Multi-triplet bound states and finite-temperature dynamics in highly frustrated quantum spin ladders

TL;DR

This study explores the finite-temperature dynamics of highly frustrated quantum spin ladders, revealing rapid spectral weight transfer and persistent multi-triplet bound states, providing insights relevant to materials like SrCu$_2$(BO$_3$)$_2$.

Contribution

It presents the first numerical analysis of finite-temperature dynamical structure factors in frustrated spin ladders, highlighting the behavior of multi-triplet bound states near quantum phase transitions.

Findings

Rapid transfer of spectral weight from one-triplet to multi-triplet states

Persistence of multi-triplet bound states up to infinite temperature

Strong spectral features near quantum phase transition

Abstract

Low-dimensional quantum magnets at finite temperatures present a complex interplay of quantum and thermal fluctuation effects in a restricted phase space.

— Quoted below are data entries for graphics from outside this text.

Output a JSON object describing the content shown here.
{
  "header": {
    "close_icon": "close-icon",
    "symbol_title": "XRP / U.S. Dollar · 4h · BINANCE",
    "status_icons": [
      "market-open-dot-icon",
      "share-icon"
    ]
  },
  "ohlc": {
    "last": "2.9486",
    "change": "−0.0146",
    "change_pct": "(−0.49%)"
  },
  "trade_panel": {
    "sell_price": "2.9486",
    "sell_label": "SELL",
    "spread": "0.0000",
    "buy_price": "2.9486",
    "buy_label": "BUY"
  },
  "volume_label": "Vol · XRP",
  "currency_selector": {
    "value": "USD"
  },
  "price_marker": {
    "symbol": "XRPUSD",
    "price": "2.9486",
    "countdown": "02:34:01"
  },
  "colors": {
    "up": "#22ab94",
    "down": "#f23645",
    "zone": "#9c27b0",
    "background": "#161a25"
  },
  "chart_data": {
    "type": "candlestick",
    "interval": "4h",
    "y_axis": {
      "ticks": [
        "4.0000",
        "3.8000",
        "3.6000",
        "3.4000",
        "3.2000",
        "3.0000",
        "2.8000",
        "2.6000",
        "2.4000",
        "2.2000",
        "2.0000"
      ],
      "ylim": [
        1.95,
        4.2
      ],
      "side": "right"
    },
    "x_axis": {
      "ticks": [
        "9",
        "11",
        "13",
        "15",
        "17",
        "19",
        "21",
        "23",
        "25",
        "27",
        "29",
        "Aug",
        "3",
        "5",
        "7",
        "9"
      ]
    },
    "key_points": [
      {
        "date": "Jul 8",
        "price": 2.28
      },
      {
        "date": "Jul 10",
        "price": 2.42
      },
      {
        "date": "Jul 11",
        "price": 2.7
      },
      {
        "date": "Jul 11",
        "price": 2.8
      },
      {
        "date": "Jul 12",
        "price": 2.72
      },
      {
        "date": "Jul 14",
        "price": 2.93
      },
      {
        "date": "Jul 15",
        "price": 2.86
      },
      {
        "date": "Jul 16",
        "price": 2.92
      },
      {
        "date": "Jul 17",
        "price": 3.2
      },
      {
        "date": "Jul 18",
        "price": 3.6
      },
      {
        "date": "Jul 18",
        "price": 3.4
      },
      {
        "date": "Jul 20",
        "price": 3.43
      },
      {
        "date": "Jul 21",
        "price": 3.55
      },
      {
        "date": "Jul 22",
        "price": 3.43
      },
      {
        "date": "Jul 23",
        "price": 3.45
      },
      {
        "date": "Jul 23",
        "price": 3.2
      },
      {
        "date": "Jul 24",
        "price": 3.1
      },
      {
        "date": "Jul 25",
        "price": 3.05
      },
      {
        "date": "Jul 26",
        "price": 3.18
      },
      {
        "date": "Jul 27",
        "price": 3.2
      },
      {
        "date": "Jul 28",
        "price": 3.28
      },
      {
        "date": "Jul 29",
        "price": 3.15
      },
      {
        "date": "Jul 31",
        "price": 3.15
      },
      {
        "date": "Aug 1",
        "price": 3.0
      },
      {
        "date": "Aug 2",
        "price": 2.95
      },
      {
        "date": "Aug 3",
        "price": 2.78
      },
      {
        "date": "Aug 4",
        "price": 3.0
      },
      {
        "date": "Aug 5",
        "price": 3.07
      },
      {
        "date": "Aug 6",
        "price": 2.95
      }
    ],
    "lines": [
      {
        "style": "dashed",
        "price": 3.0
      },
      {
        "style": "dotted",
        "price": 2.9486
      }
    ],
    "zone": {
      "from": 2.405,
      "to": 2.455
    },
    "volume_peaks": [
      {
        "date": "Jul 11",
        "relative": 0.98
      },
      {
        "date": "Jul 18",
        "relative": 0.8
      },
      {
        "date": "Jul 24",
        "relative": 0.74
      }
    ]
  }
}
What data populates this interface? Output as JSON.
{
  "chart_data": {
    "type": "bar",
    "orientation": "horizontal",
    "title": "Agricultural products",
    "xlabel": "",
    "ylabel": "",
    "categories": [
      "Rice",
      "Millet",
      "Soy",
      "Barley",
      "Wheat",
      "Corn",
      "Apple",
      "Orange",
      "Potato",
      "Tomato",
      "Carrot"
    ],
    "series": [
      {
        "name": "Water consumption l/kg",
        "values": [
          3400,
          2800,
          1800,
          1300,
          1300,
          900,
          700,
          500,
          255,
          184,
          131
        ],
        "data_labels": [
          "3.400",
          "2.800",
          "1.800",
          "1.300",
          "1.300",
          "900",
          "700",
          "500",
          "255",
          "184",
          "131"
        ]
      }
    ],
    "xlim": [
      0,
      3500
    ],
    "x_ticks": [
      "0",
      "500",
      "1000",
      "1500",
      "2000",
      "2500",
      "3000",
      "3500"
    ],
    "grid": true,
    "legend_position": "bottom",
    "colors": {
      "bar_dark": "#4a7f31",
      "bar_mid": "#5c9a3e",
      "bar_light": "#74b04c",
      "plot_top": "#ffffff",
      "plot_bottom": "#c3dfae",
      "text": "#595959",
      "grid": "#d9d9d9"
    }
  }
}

While some information about dynamical response functions is available from theoretical studies of the one-triplet dispersion in unfrustrated chains and ladders, little is known about the finite-temperature dynamics of frustrated systems. Experimentally, inelastic neutron scattering studies of the highly frustrated two-dimensional material SrCu$_2$(BO$_3$)$_2$ show an almost complete destruction of the one-triplet excitation band at a temperature only 1/3 of its gap energy, accompanied by strong scattering intensities for apparent multi-triplet excitations. We investigate these questions in the frustrated spin ladder and present numerical results from exact diagonalization for the dynamical structure factor as a function of temperature. We find anomalously rapid transfer of spectral weight out of the one-triplet band and into both broad and sharp spectral features at a wide range of energies, including below the zero-temperature gap of this excitation. These features are multi-triplet bound states, which develop particularly strongly near the quantum phase transition, fall to particularly low energies there, and persist to all the way to infinite temperature. Our results offer valuable insight into the physics of finite-temperature spectral functions in SrCu$_2$(BO$_3$)$_2$ and many other highly frustrated spin systems.